Marilee's opinion is that art does have a purpose. All art should now declare the end of men's destruction of the world and those that live in it. This declaration foreshadows and helps readers interpret Rabo's secret painting in the barn She considers having images of atrocities painted in her rotunda, such as the bombing of Hiroshima, but worries that it would just "egg men on to be even more destructive and cruel." She would rather put art on her walls that won't encourage more violence. Rabo's explanation that abstract expressionist art is about nothing but itself fulfills this desire, so Marilee begins to collect it, although she jokes that even it contains something: chaos. Perhaps art cannot help but communicate something. According to past chapters, there is meaning behind Rabo's work, even if he is the only one who knows what it is.
In Chapter 31 readers find out more about why Rabo's first marriage ended. Dorothy resents Rabo's refusal to get a steady job, a position she finds childish and irresponsible. He avoids being at home, staying with Terry Kitchen in their rented studio much of the time.
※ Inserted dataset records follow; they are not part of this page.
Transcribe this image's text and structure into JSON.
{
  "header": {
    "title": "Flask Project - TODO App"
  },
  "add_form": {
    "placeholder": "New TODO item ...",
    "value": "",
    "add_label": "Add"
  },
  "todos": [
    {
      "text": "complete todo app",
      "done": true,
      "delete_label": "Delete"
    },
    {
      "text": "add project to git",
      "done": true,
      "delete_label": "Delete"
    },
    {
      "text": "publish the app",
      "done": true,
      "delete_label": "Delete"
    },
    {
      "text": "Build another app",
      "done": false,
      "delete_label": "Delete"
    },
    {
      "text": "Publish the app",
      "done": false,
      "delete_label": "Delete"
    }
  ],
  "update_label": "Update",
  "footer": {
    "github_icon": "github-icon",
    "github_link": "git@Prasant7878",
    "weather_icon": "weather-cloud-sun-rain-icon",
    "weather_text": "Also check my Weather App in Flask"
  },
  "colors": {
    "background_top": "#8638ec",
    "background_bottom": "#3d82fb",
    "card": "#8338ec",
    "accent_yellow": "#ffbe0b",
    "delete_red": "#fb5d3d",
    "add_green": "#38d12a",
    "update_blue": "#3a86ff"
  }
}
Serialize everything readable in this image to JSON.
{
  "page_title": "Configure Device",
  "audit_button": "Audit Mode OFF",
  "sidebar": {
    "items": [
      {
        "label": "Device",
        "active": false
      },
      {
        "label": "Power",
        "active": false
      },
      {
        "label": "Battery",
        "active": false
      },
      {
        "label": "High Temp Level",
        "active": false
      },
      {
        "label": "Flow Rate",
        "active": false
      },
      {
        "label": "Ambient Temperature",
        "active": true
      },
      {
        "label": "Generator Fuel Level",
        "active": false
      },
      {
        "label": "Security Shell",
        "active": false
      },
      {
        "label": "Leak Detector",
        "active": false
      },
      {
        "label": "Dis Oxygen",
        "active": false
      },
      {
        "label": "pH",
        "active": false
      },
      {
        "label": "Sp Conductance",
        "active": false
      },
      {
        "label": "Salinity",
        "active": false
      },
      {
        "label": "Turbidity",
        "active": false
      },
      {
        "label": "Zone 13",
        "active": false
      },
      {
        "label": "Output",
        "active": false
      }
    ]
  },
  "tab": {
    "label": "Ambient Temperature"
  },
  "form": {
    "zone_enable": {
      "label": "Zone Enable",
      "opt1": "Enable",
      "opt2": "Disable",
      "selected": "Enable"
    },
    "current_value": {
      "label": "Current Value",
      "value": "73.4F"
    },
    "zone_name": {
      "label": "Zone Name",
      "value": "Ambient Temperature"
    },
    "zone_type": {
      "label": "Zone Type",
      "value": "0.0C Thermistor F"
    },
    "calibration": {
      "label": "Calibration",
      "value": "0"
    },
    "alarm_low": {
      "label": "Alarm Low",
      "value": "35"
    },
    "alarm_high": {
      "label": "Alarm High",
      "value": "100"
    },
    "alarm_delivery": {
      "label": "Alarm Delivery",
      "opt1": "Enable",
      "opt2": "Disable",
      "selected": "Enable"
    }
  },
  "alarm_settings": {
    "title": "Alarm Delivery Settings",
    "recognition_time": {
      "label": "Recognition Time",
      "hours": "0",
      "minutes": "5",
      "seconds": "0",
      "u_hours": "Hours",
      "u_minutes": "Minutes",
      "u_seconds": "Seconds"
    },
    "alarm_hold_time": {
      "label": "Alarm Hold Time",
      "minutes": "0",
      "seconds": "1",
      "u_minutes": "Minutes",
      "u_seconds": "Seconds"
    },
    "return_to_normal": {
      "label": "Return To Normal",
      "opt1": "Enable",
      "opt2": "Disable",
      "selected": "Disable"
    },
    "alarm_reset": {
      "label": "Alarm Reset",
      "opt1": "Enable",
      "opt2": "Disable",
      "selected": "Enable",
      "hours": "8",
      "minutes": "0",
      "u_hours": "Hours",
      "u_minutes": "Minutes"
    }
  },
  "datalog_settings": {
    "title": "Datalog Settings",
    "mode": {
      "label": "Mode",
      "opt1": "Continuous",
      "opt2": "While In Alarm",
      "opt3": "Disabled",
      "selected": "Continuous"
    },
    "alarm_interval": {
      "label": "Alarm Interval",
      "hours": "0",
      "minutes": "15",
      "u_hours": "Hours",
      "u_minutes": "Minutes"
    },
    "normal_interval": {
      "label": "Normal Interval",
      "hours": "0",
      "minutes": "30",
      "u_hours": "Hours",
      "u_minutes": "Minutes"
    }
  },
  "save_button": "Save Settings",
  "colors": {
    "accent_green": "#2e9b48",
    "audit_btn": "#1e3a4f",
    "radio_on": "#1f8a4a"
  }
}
Rabo jokes that he made Dorothy so unhappy she "developed a sense of humor" as she quips that his art collection isn't even worth three dollars. Readers also learn more about Kitchen's history in Chapter 31. Born into privilege, things came easily to him, but he wanted a challenge. Becoming a painter was that challenge, what he called his "Mount Everest." He pursued this goal, at the price of losing his parent's support. Rabo uses foreshadowing to suggest that Kitchen would achieve his goal once he found the right tool, the paint sprayer. Both Rabo and Kitchen's lives at this point in time are defined by their need to create art, despite the cost to themselves or other people in their lives.